“Porque así ha dicho Jehová: Incurable es tu quebrantamiento, y dolorosa tu llaga”.
Jeremías 30:12
Debemos aceptarlo: ¡nuestra situación ante los ojos de Dios es igualmente trágica! La destrucción causada por el pecado es catastrófica. “No hay quien haga lo bueno, no hay ni siquiera uno”, asevera el Salmo 14:3 fríamente. Este también es el motivo por el cual debemos morir. Pero no solamente los errores que cometimos son los que nos acusan ante Dios, también es el pecado innato de nuestra naturaleza. Dios no quiso ni quiere que su creación se pierda. Él se apiada de los hombres en su necesidad. Todo su plan de salvación está enfocado hacia la redención y sanidad.
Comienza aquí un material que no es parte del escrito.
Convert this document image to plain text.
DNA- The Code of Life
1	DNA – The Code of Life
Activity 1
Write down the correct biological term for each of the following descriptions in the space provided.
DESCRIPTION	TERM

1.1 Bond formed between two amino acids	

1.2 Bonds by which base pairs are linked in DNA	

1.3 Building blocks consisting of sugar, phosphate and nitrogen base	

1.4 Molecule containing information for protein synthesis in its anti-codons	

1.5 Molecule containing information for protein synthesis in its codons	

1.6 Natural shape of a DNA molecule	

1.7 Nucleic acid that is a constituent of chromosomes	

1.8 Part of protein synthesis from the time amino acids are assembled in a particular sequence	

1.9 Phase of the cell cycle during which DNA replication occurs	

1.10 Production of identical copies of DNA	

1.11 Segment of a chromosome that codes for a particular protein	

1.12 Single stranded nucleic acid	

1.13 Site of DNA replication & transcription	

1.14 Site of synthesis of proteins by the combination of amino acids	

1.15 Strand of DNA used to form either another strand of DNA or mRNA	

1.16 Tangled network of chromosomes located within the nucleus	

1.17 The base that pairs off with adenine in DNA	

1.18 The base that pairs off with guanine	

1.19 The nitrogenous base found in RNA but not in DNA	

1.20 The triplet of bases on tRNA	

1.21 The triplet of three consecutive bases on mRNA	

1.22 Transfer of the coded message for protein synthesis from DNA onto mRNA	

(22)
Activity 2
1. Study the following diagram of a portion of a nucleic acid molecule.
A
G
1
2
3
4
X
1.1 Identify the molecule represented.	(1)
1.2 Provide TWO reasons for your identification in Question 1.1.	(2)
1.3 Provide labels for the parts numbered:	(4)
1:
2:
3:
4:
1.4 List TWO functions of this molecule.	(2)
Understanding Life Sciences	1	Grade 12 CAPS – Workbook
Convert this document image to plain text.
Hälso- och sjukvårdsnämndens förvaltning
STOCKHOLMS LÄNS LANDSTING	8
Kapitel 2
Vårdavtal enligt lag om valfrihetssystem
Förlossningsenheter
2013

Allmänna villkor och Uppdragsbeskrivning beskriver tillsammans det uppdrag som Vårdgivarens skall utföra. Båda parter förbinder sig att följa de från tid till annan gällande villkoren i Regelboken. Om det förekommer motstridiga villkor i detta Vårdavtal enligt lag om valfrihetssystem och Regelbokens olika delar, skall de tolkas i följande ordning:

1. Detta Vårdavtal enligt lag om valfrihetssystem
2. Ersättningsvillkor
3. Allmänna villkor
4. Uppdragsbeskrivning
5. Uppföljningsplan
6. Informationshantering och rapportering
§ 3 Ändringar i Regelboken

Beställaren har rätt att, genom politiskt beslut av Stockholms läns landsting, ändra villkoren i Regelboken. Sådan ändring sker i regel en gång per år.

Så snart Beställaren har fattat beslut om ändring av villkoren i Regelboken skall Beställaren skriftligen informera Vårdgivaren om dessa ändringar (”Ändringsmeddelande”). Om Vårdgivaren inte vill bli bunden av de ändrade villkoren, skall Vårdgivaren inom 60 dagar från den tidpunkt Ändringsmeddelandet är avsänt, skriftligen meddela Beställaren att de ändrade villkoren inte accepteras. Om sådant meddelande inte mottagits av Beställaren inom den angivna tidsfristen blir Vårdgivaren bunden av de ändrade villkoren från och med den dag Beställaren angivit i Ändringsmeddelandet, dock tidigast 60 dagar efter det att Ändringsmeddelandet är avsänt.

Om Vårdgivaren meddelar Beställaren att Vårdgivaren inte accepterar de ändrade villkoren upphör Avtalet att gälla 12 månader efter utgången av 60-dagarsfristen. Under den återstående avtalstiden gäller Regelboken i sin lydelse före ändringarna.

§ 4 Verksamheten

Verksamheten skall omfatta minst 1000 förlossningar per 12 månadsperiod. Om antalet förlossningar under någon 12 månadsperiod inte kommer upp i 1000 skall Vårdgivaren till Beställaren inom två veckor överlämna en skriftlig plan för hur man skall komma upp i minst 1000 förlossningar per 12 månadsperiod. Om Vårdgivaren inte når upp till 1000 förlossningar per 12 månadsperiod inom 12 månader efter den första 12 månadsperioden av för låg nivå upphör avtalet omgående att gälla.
Para eso puso en juego lo más preciado que tenía: Su único Hijo. Por eso, por pura gracia, podemos retornar, como aquel hijo pródigo, al amante corazón del Padre y confesarle nuestros pecados. Todo aquel que regresa es aceptado, no importa lo grande que haya sido la culpa. ¡No permitamos que las dudas nos retengan! Jesús prometió: “Al que a mí viene, no le echo fuera” (Juan 6:37). Con amor paternal nos acepta como su posesión. ¡No seamos indiferentes! Su amor se manifiesta en el Gólgota, donde su sangre fue derramada por nuestros pecados. En su sangre se halla nuestra única salvación. Es su sangre la que cura hasta el quebrantamiento más incurable, y nadie tiene que ir a la perdición, sino que puede entrar a la vida eterna. Esto tiene preciosos efectos sobre nuestra vida cotidiana. Ya no tenemos que vivir bajo la esclavitud del pecado y de Satán, sino en la libertad de los hijos de Dios, libertad que él regala. ¡Alabado y glorificado sea nuestro Señor!